Investing in Death
Amitai Etzioni is troubled by so-called “dead peasant insurance,” meaning insurance policies that companies take out on their low-wage employees. If the employee dies, the employer collects money, and Etzioni considers this to be an instance of “screaming unethical conduct.” Mark Kleiman agrees.This strikes me as a classic example of placing blame on behaviors when it properly belongs on incentives. Etzioni and Kleiman -- I mean, Amitai and Mark -- dang, how do I handle the fact that I know Mark Kleiman personally but I’ve never met Etzioni? Anyway, as both these fellows observe, dead-peasant policies are desirable for the companies because life-insurance payouts are tax-free. If they were not tax-free, there would be very little reason to buy the policies in the first place, because insurance is typically not a great investment. As Julian correctly points out, the total revenues of an insurance company (premiums plus any interest earned) must be greater than total payments, or else the company won’t make any money. For the buyer, that means the expected return on a life insurance policy should be lower than the return on other investments of similar risk. That doesn’t mean nobody should ever buy life insurance. If you’re a risk-averse person looking to hedge against risks, a life insurance policy can make sense.
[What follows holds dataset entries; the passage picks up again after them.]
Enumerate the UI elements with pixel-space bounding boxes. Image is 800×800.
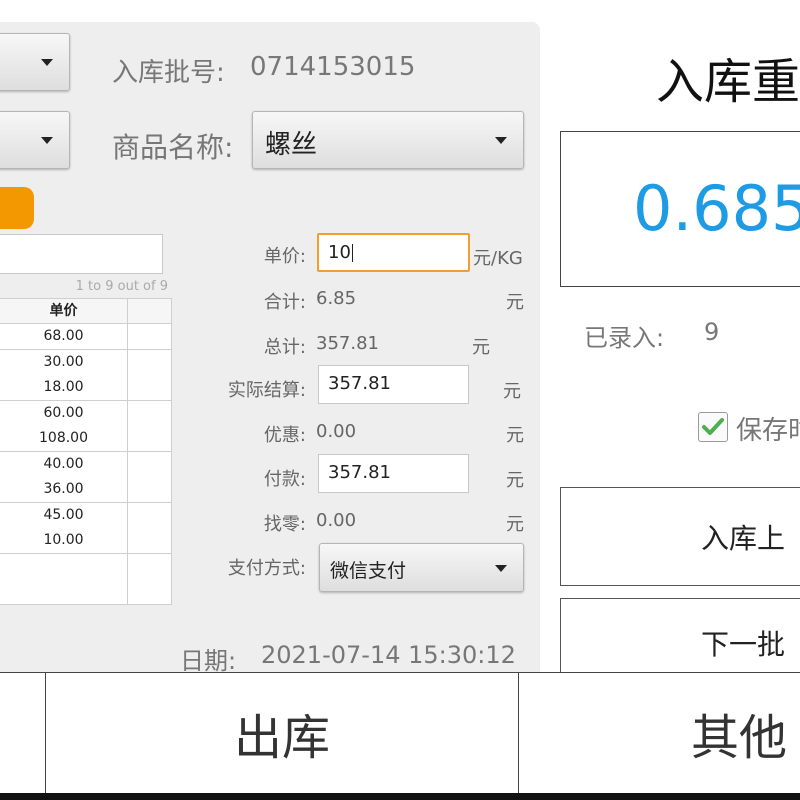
change-label: 找零: (263, 514, 306, 535)
product-name-label: 商品名称: (112, 131, 234, 164)
date-label: 日期: (180, 647, 237, 675)
table-row-next-cell[interactable] (128, 324, 172, 350)
table-row-price[interactable]: 68.00 (0, 324, 128, 350)
table-row-next-cell[interactable] (128, 349, 172, 376)
table-row-next-cell[interactable] (128, 400, 172, 427)
nav-tab-outbound[interactable]: 出库 (46, 673, 519, 793)
unit-price-value: 10 (328, 242, 351, 263)
discount-currency: 元 (506, 425, 524, 446)
table-row-price[interactable]: 36.00 (0, 477, 128, 503)
unit-price-label: 单价: (263, 246, 306, 267)
discount-label: 优惠: (263, 425, 306, 446)
nav-tab-previous[interactable] (0, 673, 46, 793)
payment-label: 付款: (263, 469, 306, 490)
unit-price-unit: 元/KG (473, 248, 523, 269)
batch-number-value: 0714153015 (250, 52, 416, 82)
change-currency: 元 (506, 514, 524, 535)
payment-method-value: 微信支付 (330, 560, 407, 582)
chevron-down-icon (41, 137, 53, 144)
product-name-value: 螺丝 (265, 130, 318, 160)
table-row-price[interactable]: 30.00 (0, 349, 128, 376)
total-value: 357.81 (316, 333, 379, 354)
text-cursor (351, 244, 353, 262)
upload-inbound-label: 入库上 (701, 521, 786, 555)
unit-price-input[interactable]: 10 (317, 233, 470, 272)
payment-currency: 元 (506, 470, 524, 491)
subtotal-value: 6.85 (316, 288, 357, 309)
nav-tab-other[interactable]: 其他 (519, 673, 800, 793)
bottom-bar (0, 793, 800, 800)
top-left-dropdown-2[interactable] (0, 111, 70, 169)
table-row-price[interactable]: 60.00 (0, 400, 128, 427)
payment-method-dropdown[interactable]: 微信支付 (319, 543, 524, 592)
entered-count-value: 9 (704, 318, 720, 346)
table-row-next-cell[interactable] (128, 502, 172, 529)
table-row-next-cell[interactable] (128, 528, 172, 554)
table-row-price[interactable] (0, 579, 128, 605)
chevron-down-icon (495, 564, 507, 572)
table-row-price[interactable]: 45.00 (0, 502, 128, 529)
table-row-next-cell[interactable] (128, 477, 172, 503)
nav-tab-outbound-label: 出库 (233, 710, 330, 766)
save-checkbox[interactable] (698, 412, 728, 442)
table-row-price[interactable]: 108.00 (0, 426, 128, 452)
table-row-price[interactable] (0, 553, 128, 580)
batch-number-label: 入库批号: (112, 58, 225, 88)
subtotal-currency: 元 (506, 292, 524, 313)
subtotal-label: 合计: (263, 292, 306, 313)
chevron-down-icon (41, 59, 53, 66)
next-batch-label: 下一批 (701, 628, 786, 661)
upload-inbound-button[interactable]: 入库上 (560, 487, 800, 586)
entered-count-label: 已录入: (584, 324, 665, 352)
total-currency: 元 (472, 337, 490, 358)
discount-value: 0.00 (316, 421, 357, 442)
table-row-price[interactable]: 40.00 (0, 451, 128, 478)
change-value: 0.00 (316, 510, 357, 531)
table-row-next-cell[interactable] (128, 426, 172, 452)
table-row-next-cell[interactable] (128, 375, 172, 401)
orange-action-button[interactable] (0, 187, 34, 229)
total-label: 总计: (263, 337, 306, 358)
table-row-next-cell[interactable] (128, 579, 172, 605)
chevron-down-icon (495, 137, 507, 144)
nav-tab-other-label: 其他 (691, 710, 788, 766)
actual-settlement-input[interactable]: 357.81 (318, 365, 469, 404)
payment-method-label: 支付方式: (227, 558, 306, 579)
table-header-next (128, 298, 172, 324)
weight-title: 入库重 (656, 54, 800, 110)
table-row-next-cell[interactable] (128, 553, 172, 580)
table-row-price[interactable]: 10.00 (0, 528, 128, 554)
weight-display: 0.685 (560, 131, 800, 287)
actual-settlement-label: 实际结算: (227, 380, 306, 401)
payment-input[interactable]: 357.81 (318, 454, 469, 493)
table-pagination: 1 to 9 out of 9 (75, 279, 168, 294)
date-value: 2021-07-14 15:30:12 (261, 641, 516, 669)
top-left-dropdown-1[interactable] (0, 33, 70, 91)
table-row-next-cell[interactable] (128, 451, 172, 478)
weight-value: 0.685 (633, 172, 800, 245)
save-checkbox-label: 保存时 (736, 416, 800, 446)
table-row-price[interactable]: 18.00 (0, 375, 128, 401)
table-header-price: 单价 (0, 298, 128, 324)
table-search-input[interactable] (0, 234, 163, 274)
actual-settlement-currency: 元 (503, 381, 521, 402)
product-name-dropdown[interactable]: 螺丝 (252, 111, 524, 169)
checkmark-icon (702, 418, 724, 435)
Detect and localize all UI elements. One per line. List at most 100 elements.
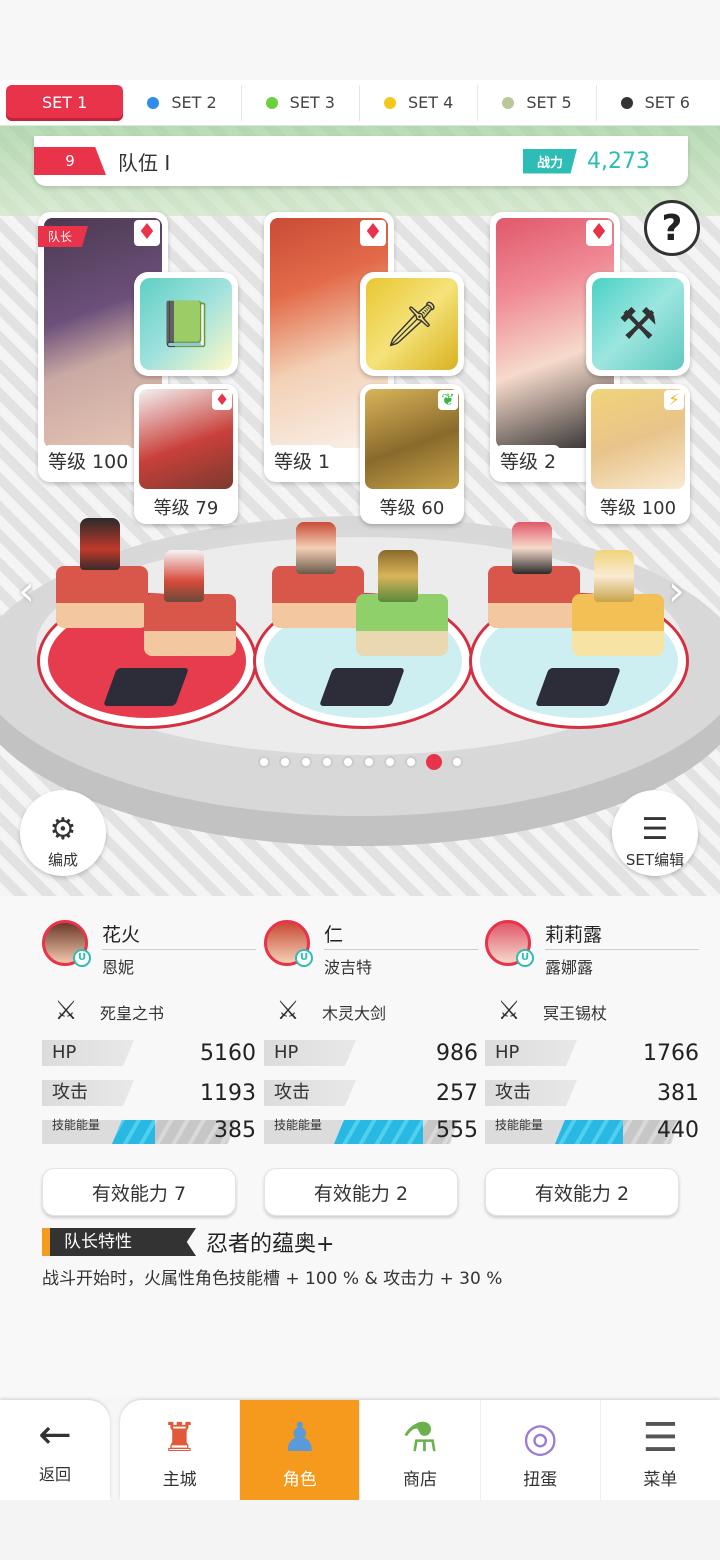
shop-icon: ⚗ xyxy=(402,1415,438,1461)
unit-sprite[interactable] xyxy=(512,522,552,574)
equipment-slot-3[interactable]: ⚒ xyxy=(586,272,690,376)
pager-dot[interactable] xyxy=(451,756,463,768)
character-column-1: U 花火 恩妮 ⚔ 死皇之书 HP 5160 攻击 1193 技能能量 385 有效… xyxy=(42,920,256,1216)
character-column-2: U 仁 波吉特 ⚔ 木灵大剑 HP 986 攻击 257 技能能量 555 有效能力… xyxy=(264,920,478,1216)
castle-icon: ♜ xyxy=(161,1415,198,1461)
weapon-name: 木灵大剑 xyxy=(322,1004,387,1023)
unit-sprite[interactable] xyxy=(80,518,120,570)
energy-label: 技能能量 xyxy=(52,1118,101,1132)
main-unit-block-3 xyxy=(488,566,580,628)
equipment-slot-2[interactable]: 🗡 xyxy=(360,272,464,376)
ability-button[interactable]: 有效能力 7 xyxy=(42,1168,236,1216)
leaf-icon: ❦ xyxy=(438,390,458,410)
sub-character-card-1[interactable]: ♦ 等级 79 xyxy=(134,384,238,524)
pager-dot-active[interactable] xyxy=(426,754,442,770)
pager-dot[interactable] xyxy=(342,756,354,768)
tab-set-3[interactable]: SET 3 xyxy=(242,84,360,121)
formation-button[interactable]: ⚙ 编成 xyxy=(20,790,106,876)
avatar[interactable]: U xyxy=(264,920,313,967)
equipment-tile xyxy=(535,668,621,706)
nav-item-castle[interactable]: ♜ 主城 xyxy=(120,1400,241,1500)
equipment-slot-1[interactable]: 📗 xyxy=(134,272,238,376)
tab-set-1[interactable]: SET 1 xyxy=(6,84,124,121)
pager-dot[interactable] xyxy=(258,756,270,768)
sub-character-card-3[interactable]: ⚡ 等级 100 xyxy=(586,384,690,524)
unit-sprite[interactable] xyxy=(378,550,418,602)
staff-icon: ⚒ xyxy=(592,278,684,370)
sub-character-level: 等级 100 xyxy=(599,498,677,519)
attack-label: 攻击 xyxy=(264,1080,356,1106)
pager-dot[interactable] xyxy=(300,756,312,768)
tab-label: SET 5 xyxy=(526,93,572,112)
ability-button[interactable]: 有效能力 2 xyxy=(485,1168,679,1216)
character-column-3: U 莉莉露 露娜露 ⚔ 冥王锡杖 HP 1766 攻击 381 技能能量 440 有… xyxy=(485,920,699,1216)
set-edit-button[interactable]: ☰ SET编辑 xyxy=(612,790,698,876)
avatar[interactable]: U xyxy=(42,920,91,967)
nav-item-gacha[interactable]: ◎ 扭蛋 xyxy=(481,1400,601,1500)
unit-sprite[interactable] xyxy=(594,550,634,602)
sub-character-card-2[interactable]: ❦ 等级 60 xyxy=(360,384,464,524)
hp-label: HP xyxy=(485,1040,577,1066)
character-name: 花火 xyxy=(102,920,256,950)
tab-set-6[interactable]: SET 6 xyxy=(597,85,714,121)
list-icon: ☰ xyxy=(641,812,669,847)
tab-set-4[interactable]: SET 4 xyxy=(360,84,479,121)
set-dot-icon xyxy=(383,96,396,109)
tab-label: SET 6 xyxy=(644,93,690,112)
next-arrow-icon[interactable]: › xyxy=(668,566,685,615)
pager-dot[interactable] xyxy=(279,756,291,768)
help-button[interactable]: ? xyxy=(644,200,700,256)
team-name[interactable]: 队伍 I xyxy=(118,147,523,176)
tab-set-5[interactable]: SET 5 xyxy=(478,84,597,121)
back-button[interactable]: ← 返回 xyxy=(0,1400,110,1500)
pager-dot[interactable] xyxy=(384,756,396,768)
nav-item-shop[interactable]: ⚗ 商店 xyxy=(360,1400,481,1500)
rarity-suit-icon: ♦ xyxy=(212,390,232,410)
weapon-icon: ⚔ xyxy=(276,996,300,1026)
tab-set-2[interactable]: SET 2 xyxy=(123,84,242,121)
weapon-icon: ⚔ xyxy=(54,996,78,1026)
attack-label: 攻击 xyxy=(485,1080,577,1106)
pager-dot[interactable] xyxy=(321,756,333,768)
ability-button[interactable]: 有效能力 2 xyxy=(264,1168,458,1216)
pager-dot[interactable] xyxy=(405,756,417,768)
lightning-icon: ⚡ xyxy=(664,390,684,410)
weapon-name: 死皇之书 xyxy=(100,1004,165,1023)
hp-value: 1766 xyxy=(643,1040,699,1066)
rarity-suit-icon: ♦ xyxy=(360,220,386,246)
character-name: 仁 xyxy=(324,920,478,950)
character-level: 等级 100 xyxy=(44,445,133,476)
team-scene: 9 队伍 I 战力 4,273 ? 队长 ♦ 等级 100 📗 ♦ 等级 79 … xyxy=(0,126,720,896)
nav-label: 扭蛋 xyxy=(523,1470,558,1490)
leader-skill-name: 忍者的蕴奥+ xyxy=(206,1232,335,1257)
equipment-tile xyxy=(319,668,405,706)
pager-dot[interactable] xyxy=(363,756,375,768)
set-dot-icon xyxy=(147,96,160,109)
nav-label: 菜单 xyxy=(643,1470,678,1490)
gacha-icon: ◎ xyxy=(522,1415,558,1461)
sub-character-name: 露娜露 xyxy=(545,958,594,977)
sword-icon: 🗡 xyxy=(366,278,458,370)
sub-unit-block-3 xyxy=(572,594,664,656)
previous-arrow-icon[interactable]: ‹ xyxy=(18,566,35,615)
set-tabs: SET 1 SET 2 SET 3 SET 4 SET 5 SET 6 xyxy=(0,80,720,126)
nav-label: 主城 xyxy=(162,1470,197,1490)
unit-sprite[interactable] xyxy=(164,550,204,602)
sub-unit-block-2 xyxy=(356,594,448,656)
nav-item-character[interactable]: ♟ 角色 xyxy=(240,1400,361,1500)
main-unit-block-1 xyxy=(56,566,148,628)
character-level: 等级 1 xyxy=(270,445,335,476)
avatar[interactable]: U xyxy=(485,920,534,967)
back-label: 返回 xyxy=(38,1465,71,1484)
unit-sprite[interactable] xyxy=(296,522,336,574)
badge-icon: U xyxy=(295,949,313,967)
status-bar-area xyxy=(0,0,720,80)
set-dot-icon xyxy=(502,96,515,109)
energy-value: 555 xyxy=(436,1118,478,1143)
team-pager xyxy=(258,754,463,770)
main-nav: ♜ 主城 ♟ 角色 ⚗ 商店 ◎ 扭蛋 ☰ 菜单 xyxy=(120,1400,720,1500)
tab-label: SET 4 xyxy=(407,93,454,112)
tab-label: SET 1 xyxy=(42,93,88,112)
badge-icon: U xyxy=(73,949,91,967)
nav-item-menu[interactable]: ☰ 菜单 xyxy=(601,1400,720,1500)
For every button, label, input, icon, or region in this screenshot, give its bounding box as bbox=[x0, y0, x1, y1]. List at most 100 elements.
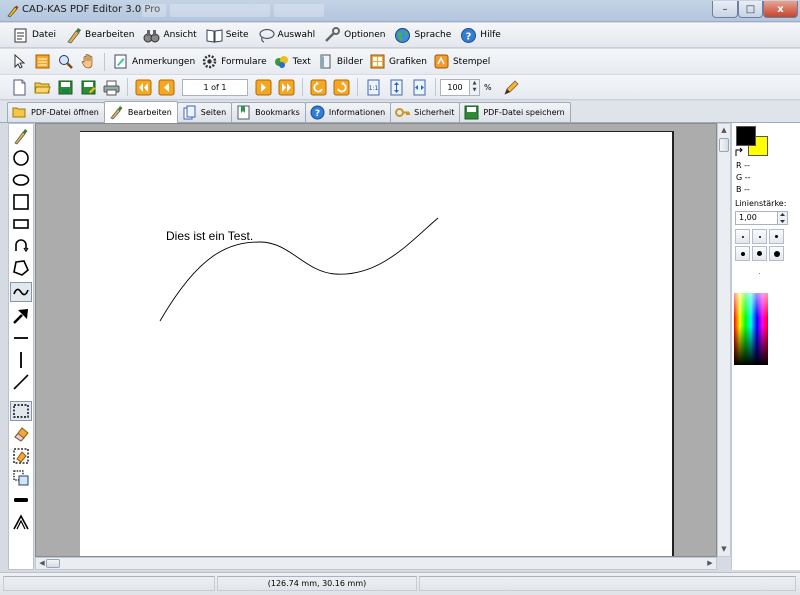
horizontal-line-tool[interactable] bbox=[10, 328, 32, 348]
first-page-button[interactable] bbox=[132, 76, 155, 98]
copy-region-tool[interactable] bbox=[10, 468, 32, 488]
previous-page-button[interactable] bbox=[155, 76, 178, 98]
zoom-unit: % bbox=[484, 82, 492, 92]
scroll-right-button[interactable]: ▶ bbox=[704, 558, 716, 569]
maximize-button[interactable]: □ bbox=[738, 1, 763, 18]
menu-hilfe[interactable]: ? Hilfe bbox=[456, 24, 504, 46]
actual-size-button[interactable]: 1:1 bbox=[362, 76, 385, 98]
annotations-button[interactable]: Anmerkungen bbox=[109, 51, 198, 73]
menu-seite[interactable]: Seite bbox=[202, 24, 253, 46]
line-width-spinner[interactable] bbox=[777, 211, 788, 225]
image-frame-icon bbox=[320, 54, 331, 69]
diagonal-line-tool[interactable] bbox=[10, 372, 32, 392]
square-tool[interactable] bbox=[10, 192, 32, 212]
save-as-button[interactable] bbox=[77, 76, 100, 98]
color-spectrum-picker[interactable] bbox=[734, 293, 768, 365]
line-width-preset-1[interactable] bbox=[735, 229, 750, 244]
scroll-down-button[interactable]: ▼ bbox=[718, 543, 730, 556]
arrow-tool[interactable] bbox=[10, 306, 32, 326]
line-width-preset-4[interactable] bbox=[735, 246, 750, 261]
document-icon bbox=[14, 28, 27, 42]
vertical-scroll-thumb[interactable] bbox=[719, 138, 729, 152]
tab-save-pdf[interactable]: PDF-Datei speichern bbox=[459, 102, 571, 122]
properties-panel: R -- G -- B -- Linienstärke: 1,00 bbox=[731, 123, 800, 570]
spin-up[interactable]: ▲ bbox=[470, 80, 479, 87]
svg-text:1:1: 1:1 bbox=[369, 85, 379, 92]
brush-tool[interactable] bbox=[10, 126, 32, 146]
menu-sprache[interactable]: Sprache bbox=[390, 24, 455, 46]
tab-pages[interactable]: Seiten bbox=[176, 102, 233, 122]
line-width-preset-6[interactable] bbox=[769, 246, 784, 261]
minimize-button[interactable]: – bbox=[712, 1, 738, 18]
forms-button[interactable]: Formulare bbox=[198, 51, 269, 73]
zoom-tool[interactable] bbox=[54, 51, 77, 73]
rotate-left-button[interactable] bbox=[307, 76, 330, 98]
line-width-preset-5[interactable] bbox=[752, 246, 767, 261]
fit-width-button[interactable] bbox=[408, 76, 431, 98]
forms-label: Formulare bbox=[221, 56, 267, 67]
tab-edit[interactable]: Bearbeiten bbox=[103, 101, 178, 123]
angle-tool[interactable] bbox=[10, 512, 32, 532]
fill-select-tool[interactable] bbox=[10, 446, 32, 466]
open-folder-button[interactable] bbox=[31, 76, 54, 98]
stamps-button[interactable]: Stempel bbox=[430, 51, 493, 73]
line-width-tool[interactable] bbox=[10, 490, 32, 510]
graphics-button[interactable]: Grafiken bbox=[366, 51, 430, 73]
curve-tool[interactable] bbox=[10, 282, 32, 302]
circle-tool[interactable] bbox=[10, 148, 32, 168]
spin-down[interactable]: ▼ bbox=[470, 87, 479, 94]
tab-open-pdf[interactable]: PDF-Datei öffnen bbox=[7, 102, 105, 122]
foreground-color-swatch[interactable] bbox=[736, 126, 756, 146]
fit-height-button[interactable] bbox=[385, 76, 408, 98]
page-indicator[interactable]: 1 of 1 bbox=[182, 78, 248, 96]
images-button[interactable]: Bilder bbox=[314, 51, 366, 73]
swap-colors-icon[interactable] bbox=[735, 147, 745, 157]
save-button[interactable] bbox=[54, 76, 77, 98]
pdf-page[interactable]: Dies ist ein Test. bbox=[80, 131, 674, 557]
vertical-scrollbar[interactable]: ▲ ▼ bbox=[717, 123, 731, 557]
polygon-tool[interactable] bbox=[10, 258, 32, 278]
menu-bearbeiten[interactable]: Bearbeiten bbox=[61, 24, 138, 46]
vertical-line-tool[interactable] bbox=[10, 350, 32, 370]
pointer-tool[interactable] bbox=[8, 51, 31, 73]
hand-tool[interactable] bbox=[77, 51, 100, 73]
zoom-input[interactable]: 100 bbox=[440, 78, 470, 96]
ellipse-tool[interactable] bbox=[10, 170, 32, 190]
arc-tool[interactable] bbox=[10, 236, 32, 256]
line-width-preset-3[interactable] bbox=[769, 229, 784, 244]
print-button[interactable] bbox=[100, 76, 123, 98]
eraser-tool[interactable] bbox=[10, 424, 32, 444]
drawn-curve[interactable] bbox=[80, 132, 674, 557]
next-page-button[interactable] bbox=[252, 76, 275, 98]
selection-tool[interactable] bbox=[31, 51, 54, 73]
pen-settings-button[interactable] bbox=[500, 76, 523, 98]
rectangle-select-tool[interactable] bbox=[10, 401, 32, 421]
tab-information[interactable]: ? Informationen bbox=[304, 102, 392, 122]
pencil-icon bbox=[503, 80, 519, 95]
rotate-right-icon bbox=[333, 79, 350, 95]
line-width-input[interactable]: 1,00 bbox=[735, 211, 779, 225]
blue-value: B -- bbox=[736, 185, 750, 194]
new-document-button[interactable] bbox=[8, 76, 31, 98]
close-button[interactable]: x bbox=[763, 1, 798, 18]
line-width-preset-2[interactable] bbox=[752, 229, 767, 244]
menu-ansicht[interactable]: Ansicht bbox=[139, 24, 200, 46]
text-button[interactable]: Text bbox=[270, 51, 314, 73]
horizontal-scrollbar[interactable]: ◀ ▶ bbox=[35, 557, 717, 570]
zoom-spinner[interactable]: ▲ ▼ bbox=[470, 78, 480, 96]
ellipse-icon bbox=[12, 174, 30, 186]
rectangle-tool[interactable] bbox=[10, 214, 32, 234]
menu-optionen[interactable]: Optionen bbox=[320, 24, 389, 46]
tab-security[interactable]: Sicherheit bbox=[390, 102, 461, 122]
horizontal-scroll-thumb[interactable] bbox=[46, 559, 60, 568]
document-canvas[interactable]: Dies ist ein Test. bbox=[35, 123, 717, 557]
tab-label: Bearbeiten bbox=[127, 108, 172, 117]
rotate-right-button[interactable] bbox=[330, 76, 353, 98]
menu-datei[interactable]: Datei bbox=[8, 24, 60, 46]
tab-bookmarks[interactable]: Bookmarks bbox=[231, 102, 306, 122]
menu-label: Seite bbox=[225, 30, 249, 40]
menu-auswahl[interactable]: Auswahl bbox=[254, 24, 320, 46]
scroll-up-button[interactable]: ▲ bbox=[718, 124, 730, 137]
last-page-button[interactable] bbox=[275, 76, 298, 98]
images-label: Bilder bbox=[336, 56, 363, 67]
But buying life insurance *purely* for investment purposes is typically a poor idea.
I say “typically” because tax policy can change things substantially. Imagine you’re a firm choosing between two different investments: (a) a regular investment with a higher rate of return, but the returns get taxed, and (b) life insurance for your employees with a lower rate of return, but the payouts are tax-free. Obviously, for a high enough tax rate and/or small enough difference between rates of return, option (b) can become more attractive. A sensible tax policy would treat all forms of investment equally (note: I realize that’s more difficult than it sounds), so that firms’ investment choices would be driven by real risk-and-return differences instead of tax biases.
There’s another possible objection to “dead peasant insurance”: it may encourage a form of moral hazard in which firms deliberately increase their employees’ risk of death. But as Jane Galt argues, this couldn’t be a good long-term strategy, because firms with elevated death rates would just face higher insurance premiums, not to mention legal ramifications. Still, given the (very limited) likelihood of moral hazard, it probably would not be a bad idea to require employers to inform their employees that they are taking out life insurance policies on them.
But the moral hazard issue is not Etzioni and Kleiman’s real objection. Kleiman admits that he objects to “dead peasant insurance policies” on ethical, not economic, grounds. Now, policies like these are certainly morbid, simply because they exploit a tax loophole connected to death, but that’s not sufficient to condemn them. (Funeral parlors also profit on death.) Nor is the fact that the employees and their relatives might become irate about the policies if they knew about them; people get angry about all kinds of things, especially when death is involved, and their anger is not necessarily based on reason.
But let’s suppose, for the sake of argument, that dead-peasant policies are ethically suspect. Is our displeasure properly directed at the firms that are, not surprisingly, trying to reduce their tax burden, or at the tax policies that created this bizarre tax loophole? Every now and then, someone will ask me whether I think “People are fundamentally good” or “people are fundamentally evil.” I always reply, “People fundamentally respond to incentives.” Give people an incentive to do bad things, and more people will do bad things. In this case, the incentive is a financial one, and it is aimed directly at those entities (firms) that we *expect* to respond most readily to financial inducements. Should we be shocked and appalled when they take the bait?
I’m not trying to say that firms (and people in general) don’t have an ethical responsibility to do the right thing, regardless of how leniently they are punished. I wouldn’t excuse murderers on grounds that prison terms are too short to deter them. But in a case like this, where there is no good financial reason for firms to engage in the supposedly unethical activity other than to game the incredibly arcane federal tax code, let’s put the blame (if any need be apportioned) where it belongs: on the tax code, not the firms.